In marketingtermen heet dit storytelling , en Spanjaarden houden helemaal niet van dat woord. “Ik denk dat we verhalendoeners zijn, we praten niet alleen, we doen.” Toen ze bijvoorbeeld ontdekten dat een van hun fleecejacks bij elke wasbeurt 20.000 microplasticdeeltjes losliet, hebben ze dat jack meteen van de markt gehaald, ondanks dat het een van hun bestsellers was. Nu is het terug in een vergelijkbare vorm, en verliest nog steeds ongeveer 0,07 vezeldeeltjes per wasbeurt. Dankzij het non-profitorganisatiecertificaat ‘B Corp’ behoort Ecoalf sinds 2022 tot de top vijf procent van duurzame merken. Uit de mode-industrie is alleen het Amerikaanse outdoormerk Patagonia vertegenwoordigd.

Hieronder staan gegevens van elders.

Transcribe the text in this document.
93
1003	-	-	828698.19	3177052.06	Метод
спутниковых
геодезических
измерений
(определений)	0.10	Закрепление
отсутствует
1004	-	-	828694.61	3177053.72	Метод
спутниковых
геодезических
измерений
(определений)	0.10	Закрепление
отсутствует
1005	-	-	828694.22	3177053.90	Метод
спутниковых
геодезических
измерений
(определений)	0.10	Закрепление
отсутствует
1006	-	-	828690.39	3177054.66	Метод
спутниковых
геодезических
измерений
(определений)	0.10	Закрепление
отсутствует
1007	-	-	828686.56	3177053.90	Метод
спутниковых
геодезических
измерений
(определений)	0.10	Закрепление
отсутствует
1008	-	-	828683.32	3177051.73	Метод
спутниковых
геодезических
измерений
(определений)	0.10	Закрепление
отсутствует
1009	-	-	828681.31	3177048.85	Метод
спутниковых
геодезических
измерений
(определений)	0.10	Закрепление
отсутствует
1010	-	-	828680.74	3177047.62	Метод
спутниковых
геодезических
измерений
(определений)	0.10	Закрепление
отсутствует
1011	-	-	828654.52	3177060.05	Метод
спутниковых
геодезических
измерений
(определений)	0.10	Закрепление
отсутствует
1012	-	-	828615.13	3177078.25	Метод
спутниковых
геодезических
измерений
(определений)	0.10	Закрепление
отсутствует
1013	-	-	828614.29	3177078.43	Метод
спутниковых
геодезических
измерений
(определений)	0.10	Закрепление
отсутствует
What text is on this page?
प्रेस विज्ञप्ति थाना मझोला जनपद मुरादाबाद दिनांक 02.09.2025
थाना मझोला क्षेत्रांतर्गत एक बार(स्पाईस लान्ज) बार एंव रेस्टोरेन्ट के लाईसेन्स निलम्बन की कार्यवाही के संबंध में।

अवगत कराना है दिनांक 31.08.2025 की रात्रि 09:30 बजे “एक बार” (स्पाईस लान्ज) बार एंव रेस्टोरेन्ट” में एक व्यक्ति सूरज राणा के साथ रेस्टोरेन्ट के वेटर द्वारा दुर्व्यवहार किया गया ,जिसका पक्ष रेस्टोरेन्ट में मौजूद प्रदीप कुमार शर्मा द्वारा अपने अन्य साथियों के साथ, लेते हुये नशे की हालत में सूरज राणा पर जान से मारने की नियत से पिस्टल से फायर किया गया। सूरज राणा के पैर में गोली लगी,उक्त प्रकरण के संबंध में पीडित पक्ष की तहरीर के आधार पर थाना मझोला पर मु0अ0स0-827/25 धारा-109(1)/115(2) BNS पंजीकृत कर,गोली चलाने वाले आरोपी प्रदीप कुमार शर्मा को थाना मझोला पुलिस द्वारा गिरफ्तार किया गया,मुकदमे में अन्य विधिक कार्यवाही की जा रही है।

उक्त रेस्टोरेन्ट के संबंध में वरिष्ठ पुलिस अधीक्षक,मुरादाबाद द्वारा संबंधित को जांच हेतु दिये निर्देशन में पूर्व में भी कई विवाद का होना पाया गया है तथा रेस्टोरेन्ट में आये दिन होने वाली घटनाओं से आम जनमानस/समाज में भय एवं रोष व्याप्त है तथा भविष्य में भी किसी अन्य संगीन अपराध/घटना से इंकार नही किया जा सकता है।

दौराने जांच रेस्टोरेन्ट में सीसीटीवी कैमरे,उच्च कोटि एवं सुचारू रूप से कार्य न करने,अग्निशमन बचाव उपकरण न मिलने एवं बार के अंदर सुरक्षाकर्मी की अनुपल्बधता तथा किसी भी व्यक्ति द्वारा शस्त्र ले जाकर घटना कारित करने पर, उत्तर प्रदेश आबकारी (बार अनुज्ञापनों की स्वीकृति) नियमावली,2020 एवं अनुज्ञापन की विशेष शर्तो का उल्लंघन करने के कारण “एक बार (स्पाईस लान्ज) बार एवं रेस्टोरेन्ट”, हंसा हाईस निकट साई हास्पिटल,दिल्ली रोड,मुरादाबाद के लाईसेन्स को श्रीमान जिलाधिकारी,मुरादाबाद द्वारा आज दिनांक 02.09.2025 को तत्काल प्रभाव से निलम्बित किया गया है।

Langzaam komt de haven van Ibiza in zicht, het dek van de kotter is al lang afgespoten, het net is opgerold. Nacho Llorca en de twee andere vissers brengen de manden met de vangst binnenkort naar het kleine magazijn, waar deze 's middags verkocht zullen worden. Maar daarvoor krijgt hij van zijn vriend uit Madrid een nieuw T-shirt, het klassieke exemplaar met de inscriptie “Omdat er geen Planeet B is.” Een van de drie wil weten hoe ze op het gezegde komen. Toeval, geeft Goyeneche toe. “We stonden in 2014 op de Premium-beurs in Berlijn en hadden een mini-stand – met een dikke zuil ertussen waar niemand ons over had verteld.” Hij belde dus een collega en vertelde hem dat ze dringend een poster op dat lelijke ding moesten plakken. "Ik kwam op het idee omdat ik eerder een economisch artikel had gelezen over Plan A en Plan B. En ik bleef maar denken: je hebt makkelijk praten. Maar onze planeet heeft geen Plan B."